Par Reghai Yasmina
C’est une période de l’année bien particulière. Fin août, début septembre. L’air devient un peu plus frais, les jours raccourcissent, et dans les foyers marocains, c’est le même rituel qui se répète, teinté d’un mélange d’excitation… et d’une légère sueur froide. Non, je ne parle pas de la fin des vacances, mais de son corollaire obligatoire: la chasse aux fournitures scolaires.
Et cette année, plus que jamais, ça ressemble moins à une simple course qu’à un marathon du portefeuille. Un ultra-trail où les parents sont les coureurs, et les listes scolaires, les checkpoints impossibles à valider sans se vider les poches.
Je vous vois hocher la tête. Vous avez tous en tête cette fameuse liste. Ce document qui, de prime abord, a l’air anodin. Une feuille A4, quelques colonnes. « Cahier 96 pages», «Stylo bille bleu», «Règle 20 cm». Rien de bien méchant, pensez-vous. Sauf qu’ensuite, vous arrivez à la librairie et c’est le choc.
Le choc thermique… de la caisse enregistreuse.
Le cahier 96 pages ? Il faut qu’il soit «grand format», «à couverture rigide», «avec spirale» et «de telle marque». Le stylo bille bleu ? C’est un pack de 12, «pointe fine», « rechargeable », d’une marque qui coûte le prix d’un petit déjeuner au café. Sans parler de la règle 20 cm qui doit être «en métal incassable» et de l’équerre qui doit être « avec rapporteur intégré ». Et là, on ne parle que des trois premières lignes !
Le vrai sport national en ce moment, ce n’est pas le foot, c’est le décryptage des listes scolaires. Un art subtil qui consiste à comprendre pourquoi il faut absolument 5 types de cahiers différents pour un élève de CE2. Pourquoi la colle doit être «sans solvant» et en stick, mais pas celle-là, l’autre, là, avec la marque suisse. Et pourquoi, surtout, il faut 18 lots différents ! Dix-huit! On ne prépare pas un enfant pour une journée d’école, on l’équipe pour une expédition en terre inconnue de 9 mois.
« C’est pour la qualité », nous dit-on. «C’est pour uniformiser», argumente-t-on. Mais, entre nous, est-ce que la qualité d’une éducation se mesure à la marque de la gomme ou au nombre de feuilles de papier Canson ? Un enfant qui a un cahier à 3 dirhams au lieu de 7 comprendra-t-il moins bien la leçon de grammaire?

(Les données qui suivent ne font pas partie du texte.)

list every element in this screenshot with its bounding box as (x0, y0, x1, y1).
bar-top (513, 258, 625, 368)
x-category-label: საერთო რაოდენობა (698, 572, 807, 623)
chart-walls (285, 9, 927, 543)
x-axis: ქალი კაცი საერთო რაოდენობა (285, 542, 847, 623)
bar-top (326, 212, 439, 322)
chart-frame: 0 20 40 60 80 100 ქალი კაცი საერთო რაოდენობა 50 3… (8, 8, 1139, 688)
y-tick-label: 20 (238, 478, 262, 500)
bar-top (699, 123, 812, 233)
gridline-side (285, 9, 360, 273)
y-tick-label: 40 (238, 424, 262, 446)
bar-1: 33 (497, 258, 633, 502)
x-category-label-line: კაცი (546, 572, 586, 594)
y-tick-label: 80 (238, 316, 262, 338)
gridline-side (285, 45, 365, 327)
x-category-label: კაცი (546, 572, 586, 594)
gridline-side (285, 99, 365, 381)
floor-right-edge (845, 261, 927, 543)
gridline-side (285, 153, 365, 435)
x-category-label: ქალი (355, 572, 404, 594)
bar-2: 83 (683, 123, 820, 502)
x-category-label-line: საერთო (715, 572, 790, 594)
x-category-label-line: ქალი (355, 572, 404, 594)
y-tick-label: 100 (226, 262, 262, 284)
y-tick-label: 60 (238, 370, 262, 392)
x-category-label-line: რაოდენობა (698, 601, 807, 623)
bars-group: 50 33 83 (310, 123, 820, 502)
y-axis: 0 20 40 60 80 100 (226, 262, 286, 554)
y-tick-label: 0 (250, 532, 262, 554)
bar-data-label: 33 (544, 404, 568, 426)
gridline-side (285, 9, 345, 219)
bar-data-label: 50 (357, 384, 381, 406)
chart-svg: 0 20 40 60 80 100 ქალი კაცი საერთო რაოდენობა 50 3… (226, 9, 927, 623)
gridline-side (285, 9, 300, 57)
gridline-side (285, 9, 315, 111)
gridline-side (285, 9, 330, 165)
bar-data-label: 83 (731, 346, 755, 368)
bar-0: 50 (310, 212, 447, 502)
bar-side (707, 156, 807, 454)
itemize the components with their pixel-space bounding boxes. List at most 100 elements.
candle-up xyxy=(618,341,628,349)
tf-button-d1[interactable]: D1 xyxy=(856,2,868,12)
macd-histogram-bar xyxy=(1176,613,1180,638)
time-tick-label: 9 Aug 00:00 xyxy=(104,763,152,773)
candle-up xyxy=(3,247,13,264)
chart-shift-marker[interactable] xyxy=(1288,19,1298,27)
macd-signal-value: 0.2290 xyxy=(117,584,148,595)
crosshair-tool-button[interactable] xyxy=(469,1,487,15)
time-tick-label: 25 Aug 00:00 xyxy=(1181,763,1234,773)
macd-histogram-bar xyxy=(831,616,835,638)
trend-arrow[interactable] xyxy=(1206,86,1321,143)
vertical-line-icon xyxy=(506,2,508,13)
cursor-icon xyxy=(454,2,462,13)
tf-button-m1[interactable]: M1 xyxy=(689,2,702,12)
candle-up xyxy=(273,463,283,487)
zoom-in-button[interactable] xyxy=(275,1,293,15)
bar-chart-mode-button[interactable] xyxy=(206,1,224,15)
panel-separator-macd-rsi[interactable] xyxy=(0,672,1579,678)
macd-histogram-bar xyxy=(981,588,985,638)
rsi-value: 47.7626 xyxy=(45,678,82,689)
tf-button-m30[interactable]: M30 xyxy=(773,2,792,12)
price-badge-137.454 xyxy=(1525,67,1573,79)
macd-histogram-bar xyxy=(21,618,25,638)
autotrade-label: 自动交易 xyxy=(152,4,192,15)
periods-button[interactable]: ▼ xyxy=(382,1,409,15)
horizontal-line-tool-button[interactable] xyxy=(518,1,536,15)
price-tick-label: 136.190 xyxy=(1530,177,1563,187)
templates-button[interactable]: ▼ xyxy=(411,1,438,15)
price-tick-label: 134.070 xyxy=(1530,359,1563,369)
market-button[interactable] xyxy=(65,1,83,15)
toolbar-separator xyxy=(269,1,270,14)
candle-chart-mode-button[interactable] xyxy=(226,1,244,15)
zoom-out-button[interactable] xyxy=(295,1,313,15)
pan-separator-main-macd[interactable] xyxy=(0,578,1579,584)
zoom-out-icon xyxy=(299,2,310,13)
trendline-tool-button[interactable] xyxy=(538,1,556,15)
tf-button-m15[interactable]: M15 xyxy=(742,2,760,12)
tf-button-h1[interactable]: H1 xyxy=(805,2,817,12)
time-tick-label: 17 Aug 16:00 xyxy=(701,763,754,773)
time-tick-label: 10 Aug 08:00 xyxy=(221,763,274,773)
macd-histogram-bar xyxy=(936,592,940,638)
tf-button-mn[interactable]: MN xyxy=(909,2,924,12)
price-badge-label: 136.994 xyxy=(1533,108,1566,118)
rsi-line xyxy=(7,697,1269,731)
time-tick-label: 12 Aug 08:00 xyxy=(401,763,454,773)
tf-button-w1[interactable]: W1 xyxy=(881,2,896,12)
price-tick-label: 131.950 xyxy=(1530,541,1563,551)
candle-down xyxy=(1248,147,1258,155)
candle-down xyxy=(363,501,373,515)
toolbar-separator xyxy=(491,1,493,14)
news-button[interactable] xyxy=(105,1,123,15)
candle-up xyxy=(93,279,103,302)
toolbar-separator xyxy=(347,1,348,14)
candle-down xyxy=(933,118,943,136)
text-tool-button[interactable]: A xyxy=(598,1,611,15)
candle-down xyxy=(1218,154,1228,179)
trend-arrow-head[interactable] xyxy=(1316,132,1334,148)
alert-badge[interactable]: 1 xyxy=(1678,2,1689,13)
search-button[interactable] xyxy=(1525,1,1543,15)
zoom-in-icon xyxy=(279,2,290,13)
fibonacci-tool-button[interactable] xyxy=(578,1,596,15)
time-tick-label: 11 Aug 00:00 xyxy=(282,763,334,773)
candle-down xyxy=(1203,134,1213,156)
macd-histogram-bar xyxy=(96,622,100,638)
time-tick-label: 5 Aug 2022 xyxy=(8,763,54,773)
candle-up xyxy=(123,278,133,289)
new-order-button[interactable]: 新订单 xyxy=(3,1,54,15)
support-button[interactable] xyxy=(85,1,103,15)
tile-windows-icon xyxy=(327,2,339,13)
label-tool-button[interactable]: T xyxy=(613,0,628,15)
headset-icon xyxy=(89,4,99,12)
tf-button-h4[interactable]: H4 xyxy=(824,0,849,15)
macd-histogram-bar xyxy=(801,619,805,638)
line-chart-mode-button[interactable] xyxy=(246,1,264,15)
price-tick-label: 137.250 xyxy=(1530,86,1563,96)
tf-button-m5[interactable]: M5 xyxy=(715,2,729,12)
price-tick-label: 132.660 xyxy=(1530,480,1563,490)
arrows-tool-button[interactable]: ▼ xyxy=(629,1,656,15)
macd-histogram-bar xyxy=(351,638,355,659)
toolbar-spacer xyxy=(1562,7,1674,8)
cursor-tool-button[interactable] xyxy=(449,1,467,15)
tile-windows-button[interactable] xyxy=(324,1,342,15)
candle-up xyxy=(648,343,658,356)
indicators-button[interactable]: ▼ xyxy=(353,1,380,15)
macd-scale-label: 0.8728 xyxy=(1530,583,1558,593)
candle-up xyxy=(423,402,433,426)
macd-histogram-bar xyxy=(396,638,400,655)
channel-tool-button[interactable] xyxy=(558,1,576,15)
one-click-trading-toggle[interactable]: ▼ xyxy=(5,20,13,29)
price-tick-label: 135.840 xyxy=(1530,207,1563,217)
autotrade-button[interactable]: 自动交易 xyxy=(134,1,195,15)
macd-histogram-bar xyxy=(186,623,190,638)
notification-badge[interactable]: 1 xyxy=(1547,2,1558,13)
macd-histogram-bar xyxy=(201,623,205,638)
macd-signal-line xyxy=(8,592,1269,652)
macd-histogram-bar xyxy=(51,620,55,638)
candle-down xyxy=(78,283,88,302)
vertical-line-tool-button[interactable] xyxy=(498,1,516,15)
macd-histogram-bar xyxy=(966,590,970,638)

Les parents, eux, sont à bout. Ils errent dans les rayons des librairies, la liste à la main, une calculatrice dans l’autre, en train de faire des comptes d’apothicaire. «Bon, si je prends le cahier de cette marque moins chère pour les brouillons, et que je fais des économies sur les feuilles de couleur, est-ce que je pourrai me permettre le taille-crayon à réservoir?» C’est un casse-tête. Un stress qui s’ajoute à celui du travail, du loyer, de la vie chère.
Car oui, derrière cette polémique des fournitures, il y a la réalité économique de milliers de familles. On parle souvent du coût de la vie, de l’inflation. Là, elle est, concrète, dans un sac en plastique rempli de crayons et de protège-cahiers. C’est un budget qui explose, une facture qui peut facilement avoisiner les 800 dirhams par enfant. Multipliez par deux ou trois enfants… faites le calcul. C’est un mois de loyer pour certains.
Alors bien sûr, il y a les initiatives. Les opérations « un cartable pour tous », les soldes, les packs à prix réduits. C’est noble, c’est utile. Mais est-ce que ça résout le fond du problème ? Est-ce qu’on ne pourrait pas, tout simplement, alléger la liste ? Rationaliser. Se demander si le 18ème lot est vraiment indispensable. Revenir à l’essentiel: un cahier, un stylo, un crayon, une gomme. L’éducation, la vraie, celle qui forge les esprits, s’est faite pendant des décennies avec bien moins.
La rentrée devrait être une fête. Une célébration de la reprise, de l’apprentissage, de l’avenir. Pas une source d’angoisse financière. Il est peut-être temps que les écoles et les parents s’assoient autour d’une table. Non pas pour une réunion de plus, mais pour une vraie discussion sur le bon sens et la sobriété.
Parce que le matériel le plus important pour un élève, ça reste et ça restera toujours sa curiosité et son envie d’apprendre. Et ça, heureusement, c’est gratuit.
Bon courage à tous les parents, et surtout, une excellente rentrée à tous les enfants!
«Restons légers, même quand le monde pèse».